Sí, había saltado al abismo, me dije a mí mismo, y no me morí porque antes de llegar al fondo del barranco, dejé que el oscuro mar de la conciencia me tragara. Me entregué a él sin temores y sin remordimientos. Y ese mar oscuro me había proveído con lo que me era necesario para no morir y para terminar en mi cama en Los Ángeles. Esta explicación no me hubiera aclarado nada dos días atrás. A las tres de la mañana en Ships, era mi todo.
Di un golpe sobre la mesa como si estuviera solo en la sala. La gente me observó y sonrió a sabiendas; no me importaba. Tenía la mente enfocada sobre un dilema insoluble. Estaba vivo a pesar de que había saltado a un abismo hacia mi muerte, hacía diez horas. Sabía que tal dilema nunca podría resolverse. Mi cognición normal requería una explicación lineal para satisfacerla y las explicaciones lineales no eran factibles. Ése era el quid de la interrupción de la continuidad. Don Juan había dicho que esa interrupción era brujería. Sabía esto ahora con toda la claridad que tenía a mi alcance. ¡Cuánta razón había tenido don Juan al decir que para quedarme atrás necesitaba toda mi fuerza, todo mi control, toda mi suerte y, sobre todo, los cojones de acero del guerrero-viajero!
Quise pensar en don Juan, pero no pude. Además, no me importaba don Juan. Parecía haber una barrera gigantesca entre nosotros. Sinceramente, creí en aquel momento que el pensamiento extranjero que se me había estado insinuando desde que había despertado era verdad: sí era otro. Un cambio se había efectuado al momento de mi salto. De otra manera, me hubiera encantado pensar en don Juan; hubiera sentido anhelo por él. Hasta hubiera sentido un momento de resentimiento porque no me había llevado consigo. Ése hubiera sido mi ser normal. En verdad, no era el mismo. Ese pensamiento aumentó hasta que invadió todo mi ser. Cualquier residuo de mi antiguo ser que hubiera retenido se desvaneció en ese momento.
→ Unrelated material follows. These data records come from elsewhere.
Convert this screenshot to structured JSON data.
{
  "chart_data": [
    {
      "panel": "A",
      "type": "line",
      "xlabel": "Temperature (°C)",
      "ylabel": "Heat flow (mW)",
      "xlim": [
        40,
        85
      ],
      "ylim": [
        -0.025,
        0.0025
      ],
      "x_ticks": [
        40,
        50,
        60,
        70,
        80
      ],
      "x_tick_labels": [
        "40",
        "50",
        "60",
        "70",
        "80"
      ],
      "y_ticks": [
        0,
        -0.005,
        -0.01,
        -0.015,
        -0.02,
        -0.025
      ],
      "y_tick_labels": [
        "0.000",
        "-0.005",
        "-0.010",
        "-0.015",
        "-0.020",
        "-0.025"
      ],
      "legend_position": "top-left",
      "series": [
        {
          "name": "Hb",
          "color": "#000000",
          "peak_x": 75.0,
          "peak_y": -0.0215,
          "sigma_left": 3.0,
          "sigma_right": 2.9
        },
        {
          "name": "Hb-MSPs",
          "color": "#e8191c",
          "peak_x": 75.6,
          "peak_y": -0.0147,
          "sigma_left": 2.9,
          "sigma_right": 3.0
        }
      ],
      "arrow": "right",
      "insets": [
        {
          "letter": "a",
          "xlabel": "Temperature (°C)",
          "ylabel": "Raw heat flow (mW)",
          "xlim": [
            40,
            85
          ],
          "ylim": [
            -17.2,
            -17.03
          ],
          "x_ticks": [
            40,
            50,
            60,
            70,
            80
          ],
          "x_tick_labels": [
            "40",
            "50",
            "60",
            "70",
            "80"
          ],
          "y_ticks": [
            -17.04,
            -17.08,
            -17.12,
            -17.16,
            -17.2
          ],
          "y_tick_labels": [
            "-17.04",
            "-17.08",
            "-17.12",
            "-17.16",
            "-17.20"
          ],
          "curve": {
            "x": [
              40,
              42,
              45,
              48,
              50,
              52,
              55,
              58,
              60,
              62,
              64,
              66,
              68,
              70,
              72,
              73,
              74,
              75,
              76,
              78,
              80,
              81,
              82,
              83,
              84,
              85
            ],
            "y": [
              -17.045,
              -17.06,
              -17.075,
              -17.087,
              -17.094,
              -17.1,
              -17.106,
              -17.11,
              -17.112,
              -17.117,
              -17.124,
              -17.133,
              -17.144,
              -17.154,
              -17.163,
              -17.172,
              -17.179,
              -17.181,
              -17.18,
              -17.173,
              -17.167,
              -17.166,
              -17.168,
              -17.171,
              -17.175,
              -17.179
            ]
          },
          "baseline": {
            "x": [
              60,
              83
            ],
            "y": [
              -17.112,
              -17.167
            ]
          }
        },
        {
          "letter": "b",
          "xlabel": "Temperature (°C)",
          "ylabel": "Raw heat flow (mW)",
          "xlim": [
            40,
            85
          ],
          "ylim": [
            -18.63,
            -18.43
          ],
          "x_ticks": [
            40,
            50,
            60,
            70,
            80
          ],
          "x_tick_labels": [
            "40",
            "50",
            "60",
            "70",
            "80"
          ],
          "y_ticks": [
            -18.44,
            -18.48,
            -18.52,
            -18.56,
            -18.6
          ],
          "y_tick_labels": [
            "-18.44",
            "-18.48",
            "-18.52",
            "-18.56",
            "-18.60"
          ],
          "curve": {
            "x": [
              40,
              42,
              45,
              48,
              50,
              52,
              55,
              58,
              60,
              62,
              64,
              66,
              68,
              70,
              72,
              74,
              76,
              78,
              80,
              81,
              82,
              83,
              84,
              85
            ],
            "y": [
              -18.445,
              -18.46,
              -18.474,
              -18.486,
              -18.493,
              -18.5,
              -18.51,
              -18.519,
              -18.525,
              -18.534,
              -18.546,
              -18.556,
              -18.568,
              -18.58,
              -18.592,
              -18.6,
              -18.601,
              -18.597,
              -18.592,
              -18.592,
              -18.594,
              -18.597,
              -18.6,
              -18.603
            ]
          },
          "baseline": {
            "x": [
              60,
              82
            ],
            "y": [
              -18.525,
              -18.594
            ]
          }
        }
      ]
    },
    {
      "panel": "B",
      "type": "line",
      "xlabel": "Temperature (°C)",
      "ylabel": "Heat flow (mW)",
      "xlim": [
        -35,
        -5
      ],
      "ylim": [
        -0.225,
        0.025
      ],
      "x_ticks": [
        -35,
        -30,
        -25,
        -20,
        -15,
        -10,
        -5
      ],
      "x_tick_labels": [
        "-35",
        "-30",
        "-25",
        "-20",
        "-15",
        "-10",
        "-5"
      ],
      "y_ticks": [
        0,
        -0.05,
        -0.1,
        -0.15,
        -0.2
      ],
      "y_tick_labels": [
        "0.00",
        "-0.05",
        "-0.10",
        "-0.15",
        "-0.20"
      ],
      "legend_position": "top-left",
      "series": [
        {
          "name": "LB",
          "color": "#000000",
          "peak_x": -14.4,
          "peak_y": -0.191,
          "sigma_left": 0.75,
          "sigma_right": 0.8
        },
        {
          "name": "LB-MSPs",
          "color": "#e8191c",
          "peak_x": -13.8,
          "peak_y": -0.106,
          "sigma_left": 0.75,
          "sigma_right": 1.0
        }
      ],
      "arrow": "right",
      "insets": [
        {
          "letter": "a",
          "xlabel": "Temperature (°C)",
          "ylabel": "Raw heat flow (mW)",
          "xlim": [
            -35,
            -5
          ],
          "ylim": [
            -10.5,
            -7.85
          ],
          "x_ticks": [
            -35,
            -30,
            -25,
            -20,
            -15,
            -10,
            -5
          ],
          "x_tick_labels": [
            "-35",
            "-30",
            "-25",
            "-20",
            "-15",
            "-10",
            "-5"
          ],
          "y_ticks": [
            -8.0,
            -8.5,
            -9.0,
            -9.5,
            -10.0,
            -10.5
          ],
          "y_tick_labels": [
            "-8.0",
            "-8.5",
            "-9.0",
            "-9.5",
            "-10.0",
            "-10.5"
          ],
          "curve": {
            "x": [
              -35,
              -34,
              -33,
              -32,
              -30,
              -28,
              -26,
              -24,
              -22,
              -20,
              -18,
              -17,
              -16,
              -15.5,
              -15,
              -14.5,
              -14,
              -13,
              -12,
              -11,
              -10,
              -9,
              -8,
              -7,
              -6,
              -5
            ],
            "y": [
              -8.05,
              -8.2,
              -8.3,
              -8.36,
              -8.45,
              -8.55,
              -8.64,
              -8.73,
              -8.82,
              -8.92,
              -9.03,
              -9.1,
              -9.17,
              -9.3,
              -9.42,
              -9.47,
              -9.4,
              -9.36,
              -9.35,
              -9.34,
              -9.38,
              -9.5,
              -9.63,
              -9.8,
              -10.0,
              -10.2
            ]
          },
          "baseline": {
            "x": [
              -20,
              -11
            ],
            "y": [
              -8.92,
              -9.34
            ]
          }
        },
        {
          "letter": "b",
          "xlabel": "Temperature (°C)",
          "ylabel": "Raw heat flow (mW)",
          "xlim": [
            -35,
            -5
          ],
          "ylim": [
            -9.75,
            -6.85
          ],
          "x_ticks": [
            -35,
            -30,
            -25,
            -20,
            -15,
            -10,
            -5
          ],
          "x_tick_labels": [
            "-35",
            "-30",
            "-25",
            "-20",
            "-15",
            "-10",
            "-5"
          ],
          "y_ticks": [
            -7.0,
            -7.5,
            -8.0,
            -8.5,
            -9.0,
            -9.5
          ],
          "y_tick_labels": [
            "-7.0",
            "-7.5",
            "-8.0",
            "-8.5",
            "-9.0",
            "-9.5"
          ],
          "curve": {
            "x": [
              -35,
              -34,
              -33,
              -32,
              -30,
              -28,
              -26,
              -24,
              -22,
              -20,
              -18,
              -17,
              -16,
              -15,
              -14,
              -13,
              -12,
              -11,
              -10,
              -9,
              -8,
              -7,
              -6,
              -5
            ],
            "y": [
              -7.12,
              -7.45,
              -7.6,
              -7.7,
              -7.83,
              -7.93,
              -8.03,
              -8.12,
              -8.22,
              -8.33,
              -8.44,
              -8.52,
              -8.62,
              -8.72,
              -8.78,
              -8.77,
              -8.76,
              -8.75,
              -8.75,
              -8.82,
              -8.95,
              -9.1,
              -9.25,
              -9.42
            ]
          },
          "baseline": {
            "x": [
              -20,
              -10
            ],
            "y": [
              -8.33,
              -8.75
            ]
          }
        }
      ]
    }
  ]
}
Me sobrevino un nuevo estado de ánimo. ¡Estaba solo! Don Juan me había dejado dentro de un sueño como su agente provocador. Sentía que mi cuerpo perdía su rigidez; empezó a hacerse flexible, grado por grado hasta que pude respirar profunda y libremente. Solté una carcajada. No me importaba que la gente me mirara y que esta vez no me sonrieran. Estaba solo y no había nada que pudiera hacer.
Tuve la sensación física de entrar realmente en un pasaje, un pasaje con fuerza propia. Me tiró hacia dentro. Era un pasaje silencioso. Don Juan era el pasaje, quieto e inmenso. Ésta fue la primera vez que sentí que don Juan estaba vacío de fisicalidad. No cabía ni el sentimentalismo ni el anhelo. No podía extrañarlo porque estaba allí como una emoción despersonalizada que me atraía.
El pasaje me desafió. Tuve una sensación de ebullición, de ligereza. Sí, podía viajar por ese pasaje, solo o acompañado, quizás para siempre. Y el hacerlo no era ninguna imposición para mí, tampoco era placer. Era más como el principio del viaje definitivo, el destino ineludible del guerrero-viajero, era el principio de una nueva era. Debería haber estado llorando con la comprensión de haber encontrado ese pasaje, pero no. ¡Estaba enfrentándome al infinito en Ships! ¡Qué extraordinario! Sentí un escalofrío correr por mi espalda. Oí la voz de don Juan diciendo que el universo es en verdad insondable.